We had made it! There was a slight haze and a few light clouds, but the viewing promised to be excellent. We could see other cars perhaps a quarter mile to the east. There was a family group, perhaps friends. A silhouetted couple walked beneath an umbrella, and a child moved in and out of a stroller. We readied our viewing shields, glasses, Kent’s magnifying sextant and our binoculars, cameras and phones.
We toasted the sun as the moon took its first bite out of the upper right edge of the sun. The process was beginning! Trish and Colin’s daughter Nicky and her friend Rob roused themselves from napping in the SUV. We snacked on potato chips, a pasta casserole, potato salad, and vegetable sticks.
The invisible moon progressed very slowly, revealing itself only by its silhouette across the sun. It was only as the sun was 75% or more covered that the sky began to turn gray and the temperature began to drop. Even with just the slightest sliver showing, the sun warmed the earth. What power!
At last, even that small sliver vanished and totality was upon us!
Oh wow! Silence, awe. Where to look? There was the darkened sun with its brilliant corona shooting widely and irregularly, visible to the naked eye and with binoculars. We no longer needed our dark glasses. The nearby vehicles and watchers faded to ghostly presences in the darkness. Most amazing of all, the horizon was a deep pink beneath the blue-black sky for 360 degrees all around. A lone planet hung slightly below and to the south of the black sun.
There was so much to see, experience and feel in such a short time. Silence and oohs and ahhs. Darkness at noon. Chills. Nothing I’d ever experienced before. I’m not sure what I felt. Perhaps awe.
Then all too soon, light shot out from behind the circle of the moon. Instantaneously color began to come back to the landscape and the sky. We could breathe again. It was over. We’d accomplished what we’d set out to do – experience the total eclipse of the sun. Now our sun was coming back, brightly shining as though the eclipse had never happened, although it wouldn’t be fully free of the moon for another 60 minutes. But for us, it was over.
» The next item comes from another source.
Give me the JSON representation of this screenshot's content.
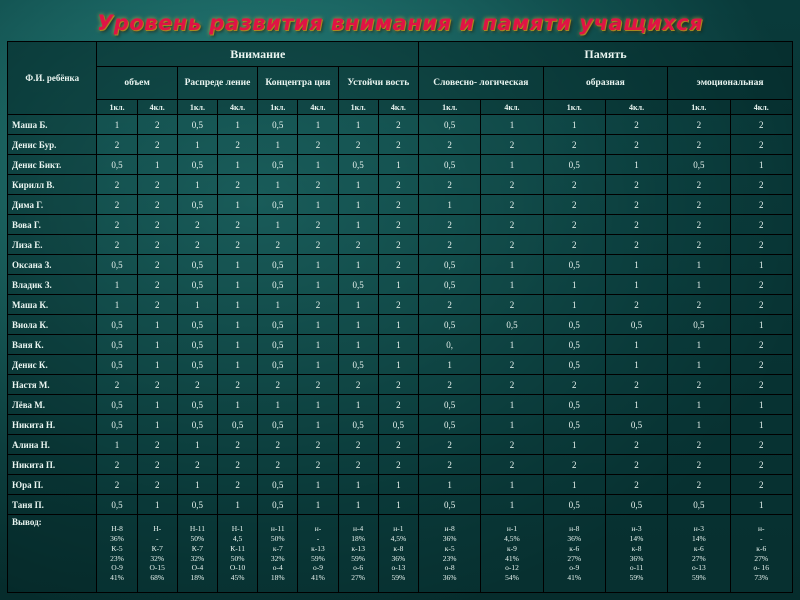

We repacked the van, posed for farewell pictures, said good-bye, and went our separate ways.
For some reason, as the eclipse ended, I was reminded of May 25, 1986, when millions of us participated in “Hands Across America” holding hands in an unbroken chain from California to New York for 15 minutes with a goal of ending world hunger and poverty. https://en.wikipedia.org/wiki/Hands Across_America On August 21, 2017, in our fractured, contentious world, millions of people gathered across the United States to view and celebrate a rare and wondrous event of the mysterious universe we share and upon which our lives depend. I was reminded also, of my parents, who held onto childhood memories of Halley’s Comet throughout their lives, and who lived to see it once more before they died. The universe is immense, and we are but fleeting specks of life on one small planet with a single moon, revolving around one shining, life-giving dying star – a star that was temporarily totally eclipsed by our moon as millions stopped and gathered to watch.
I was also reminded of the joke we told in high school, during the early days of space exploration. An astronaut was launched into space, and as the first rocket fired and then fell off, he exclaimed, “Oh my God!” He soared faster and faster and higher and higher into space, as the second and third rockets fired. With each new thrust he exclaimed, “Oh my God!” Then, when the last rocket had fired and he had finally reached outer space, he again exclaimed, “Oh my God!” This time a voice answered, “Yes?”